9 MARCH 1974, Page 20

The unknown novelist

Benny Green

The only books I am talking about this week are the other kind, the books which are never published, whose contents change from night to night, and which after a short while are flung, dogeared and defaced, into some cupboard and eventually spirit themselves away into that convenient limbo which serves as the repository for all the junk in the universe. Here are a few comparatively adult examples of•the sort of thing 1 mean:

A typist at a shirt-collar factory falls for the son of the owner of a rival shirt-collar factory. She is fired, invents a new kind of shirt-collar and marries

the son.

A fake medium and his servant meet an acting troupe making a movie. The leading lady is kidnapped and the medium rescues her by gazing into his crystal ball. A cleaning girl telephones a certain tycoon every day. One day she meets him and poses as a society lady. He discovers the truth about her but marries her anyway.

My only excuse for dusting off the corpses of these hideous plots is that one of the men who had to live at one time or another with all three of them, and many others besides, died the other day. He was a popular song composer called Harry Ruby, and because he found himself in a highly competitive field, where he had to compete with the Kerns and Gershwins without possessing their creative gifts, he would probably have remained unknown outside the limits of his curious profession had it not been for one extraordinary aspect of his career, of which more in a moment. .

Ruby was regarded as something of a character by his fellow songwriters, although that may have been because of the company he kept rather than through anything he actually said or did.
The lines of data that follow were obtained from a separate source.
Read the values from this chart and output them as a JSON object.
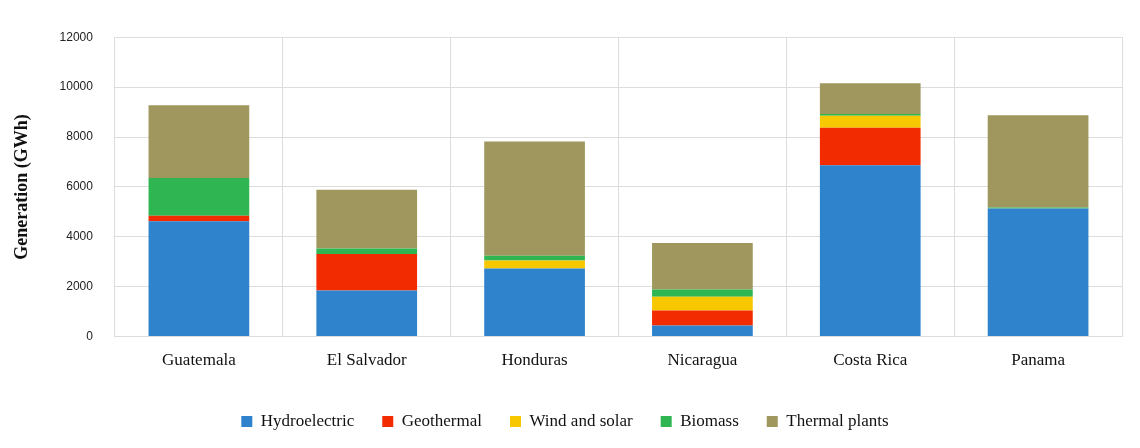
{
  "chart_data": {
    "type": "bar",
    "stacked": true,
    "ylabel": "Generation (GWh)",
    "categories": [
      "Guatemala",
      "El Salvador",
      "Honduras",
      "Nicaragua",
      "Costa Rica",
      "Panama"
    ],
    "series": [
      {
        "name": "Hydroelectric",
        "color": "#2e83cc",
        "values": [
          4620,
          1850,
          2730,
          440,
          6870,
          5130
        ]
      },
      {
        "name": "Geothermal",
        "color": "#f22c00",
        "values": [
          220,
          1460,
          0,
          610,
          1500,
          0
        ]
      },
      {
        "name": "Wind and solar",
        "color": "#f7c800",
        "values": [
          0,
          0,
          320,
          550,
          480,
          0
        ]
      },
      {
        "name": "Biomass",
        "color": "#2fb653",
        "values": [
          1520,
          220,
          190,
          290,
          70,
          40
        ]
      },
      {
        "name": "Thermal plants",
        "color": "#a0975e",
        "values": [
          2910,
          2360,
          4580,
          1860,
          1230,
          3700
        ]
      }
    ],
    "ylim": [
      0,
      12000
    ],
    "yticks": [
      0,
      2000,
      4000,
      6000,
      8000,
      10000,
      12000
    ],
    "grid": true,
    "legend": "bottom"
  }
}
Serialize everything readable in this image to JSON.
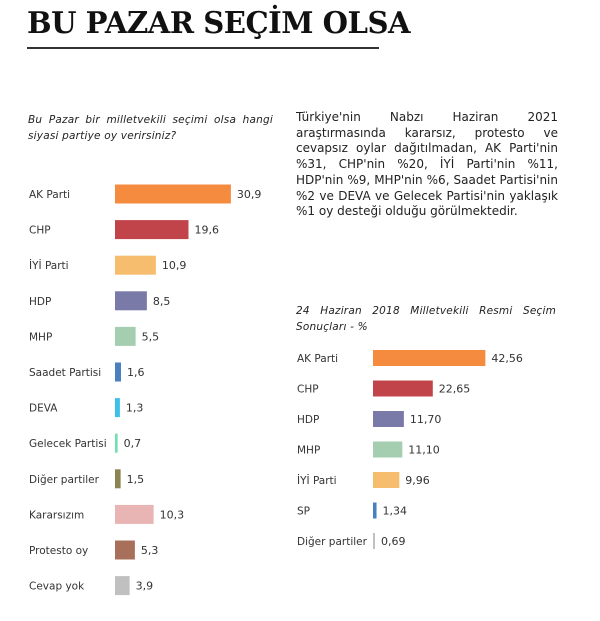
{
  "header": {
    "title": "BU PAZAR SEÇİM OLSA"
  },
  "description": "Türkiye'nin Nabzı Haziran 2021 araştırmasında kararsız, protesto ve cevapsız oylar dağıtılmadan, AK Parti'nin %31, CHP'nin %20, İYİ Parti'nin %11, HDP'nin %9, MHP'nin %6, Saadet Partisi'nin %2 ve DEVA ve Gelecek Partisi'nin yaklaşık %1 oy desteği olduğu görülmektedir.",
  "chart_data": [
    {
      "type": "bar",
      "orientation": "horizontal",
      "title": "Bu Pazar bir milletvekili seçimi olsa hangi siyasi partiye oy verirsiniz?",
      "categories": [
        "AK Parti",
        "CHP",
        "İYİ Parti",
        "HDP",
        "MHP",
        "Saadet Partisi",
        "DEVA",
        "Gelecek Partisi",
        "Diğer partiler",
        "Kararsızım",
        "Protesto oy",
        "Cevap yok"
      ],
      "values": [
        30.9,
        19.6,
        10.9,
        8.5,
        5.5,
        1.6,
        1.3,
        0.7,
        1.5,
        10.3,
        5.3,
        3.9
      ],
      "labels": [
        "30,9",
        "19,6",
        "10,9",
        "8,5",
        "5,5",
        "1,6",
        "1,3",
        "0,7",
        "1,5",
        "10,3",
        "5,3",
        "3,9"
      ],
      "colors": [
        "#f58b3f",
        "#c0444a",
        "#f7bd6e",
        "#7a7aa8",
        "#a5cdb0",
        "#4a7fc0",
        "#3cc0e8",
        "#6fe0b0",
        "#8a8450",
        "#e8b4b4",
        "#a8705a",
        "#c0c0c0"
      ]
    },
    {
      "type": "bar",
      "orientation": "horizontal",
      "title": "24 Haziran 2018 Milletvekili Resmi Seçim Sonuçları - %",
      "categories": [
        "AK Parti",
        "CHP",
        "HDP",
        "MHP",
        "İYİ Parti",
        "SP",
        "Diğer partiler"
      ],
      "values": [
        42.56,
        22.65,
        11.7,
        11.1,
        9.96,
        1.34,
        0.69
      ],
      "labels": [
        "42,56",
        "22,65",
        "11,70",
        "11,10",
        "9,96",
        "1,34",
        "0,69"
      ],
      "colors": [
        "#f58b3f",
        "#c0444a",
        "#7a7aa8",
        "#a5cdb0",
        "#f7bd6e",
        "#4a7fc0",
        "#c0c0c0"
      ]
    }
  ]
}
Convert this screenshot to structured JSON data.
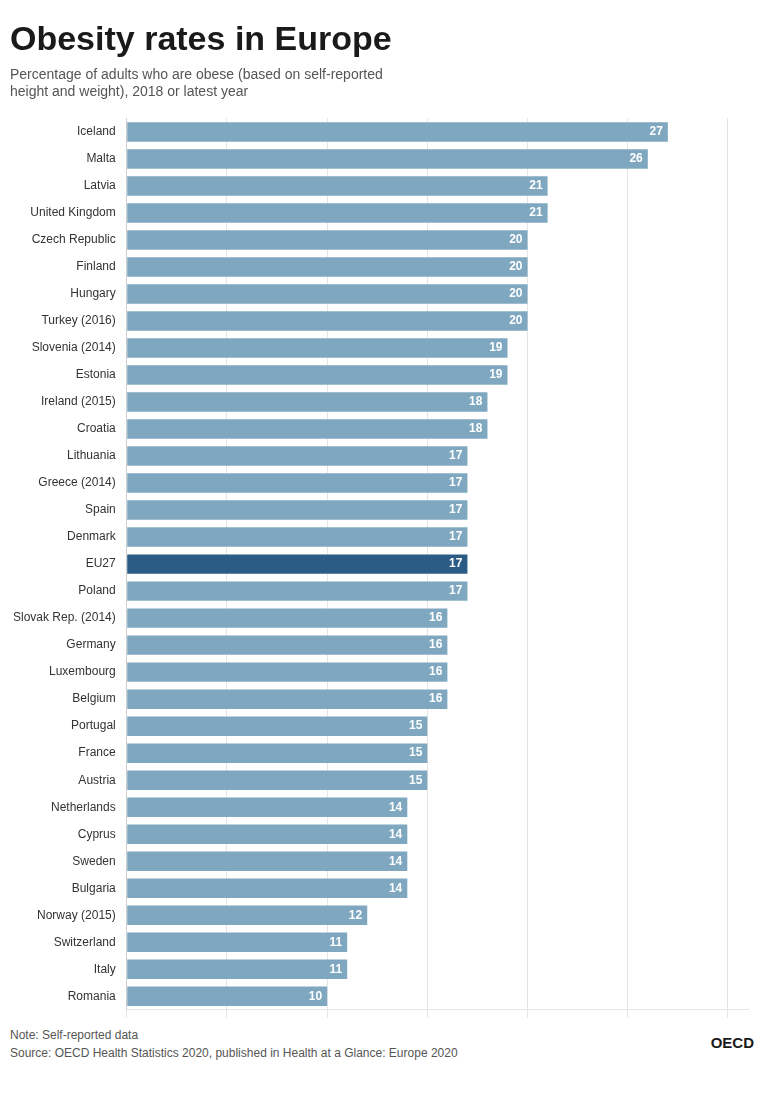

It is true he always insisted his favourite song was 'Take Me Down to the Ball Game,' which was written by somebody else, and that in so rabidly egomaniac a profession, to praise a song you didn't write used to be regarded as an eccentricity bordering on gibbering lunacy. But that apart, Ruby seems to have been a hard-working professional who preferred baseball to music, was accepted almost as a comrade by his betters, and once or twice enjoyed thumping commercial success with songs like 'Who's Sorry Now?', 'Three Little Words' and 'Nevertheless.'

But when you come to track him down in the memoirs and biographies of the bigger fish, you realise that very little of him apart from those few songs has survived. In fact he is very nearly that shadowy figure smiling out so eagerly, so hopefully, from those sepia showbiz snapshots of the 'twenties whose captions read, "Left to right: George Gershwin, Cole Porter, Flo Ziegfeld, Marilyn Miller unidentified friend." Beerbohm could probably have written a good short story about him, except thai Ruby did become successful and Beerbohm always preferred failures. But Ruby's survival is assured, for two reasons. First, a much greater musician was once comically rude to him, and second, a great comedian accidentally made him immortal.

As to the snub, the story was told by Alexander Woollcott, but appears to be true in spite of that. During a handball match between Ruby and George Gershwin, the latter flung off his gloves and retired, announcing that his hands were too valuable to be risked, to which Ruby replied, "What about my hands?'' Gershwin is supposed to have then said, "Well, it's not the same thing." For the next two years Ruby sulked, until one day he bumped into Gershwin in Atlantic City. Gershwin, overjoyed at meeting his old friend, asked Ruby why he had made himself so scarce. Reluctantly Ruby told Gershwin about the business with the hands. "And then," Ruby said indignantly, "you said it's not the same thing." Gershwin thought for a few moments, looked up at Ruby and replied, "Well, it isn't."

But Ruby's other and more durable claim to fame is an altogether happier affair. His lyric-writing partner was an ex-vaudeville performer turned song publisher called Bert Kalmar, one of those men with the highly endeanng weakness of not being able to take his own work seriously, with the result that increasingly Ruby found himself setting to music sets of verses which would get you and me put away in an establishment administered by men in white coats. In time the Ruby-Kalmar songs became so insane that the Marx Brothers ended up hiring them for a revue called Animal Crackers. Thus Ruby found himself an innocent party to that slapstick masterpiece, Hooray for Captain Spalding. The liaison with Groucho won for Ruby and Kalmar the reputation of being masters of the musical non sequitur, and the degree to which that reputation was thoroughly deserved may be gleaned from the following lines, which Groucho still sings at concerts to this day. It is not many composers who have had the pleasure of setting their own epitaph

to music: Hello, I must be going, I cannot stay, I came to say I must be going. I'm glad I came, but just the same I must be going. I'll stay a week or two, I'll stay the summer through, But I am telling you I must be going.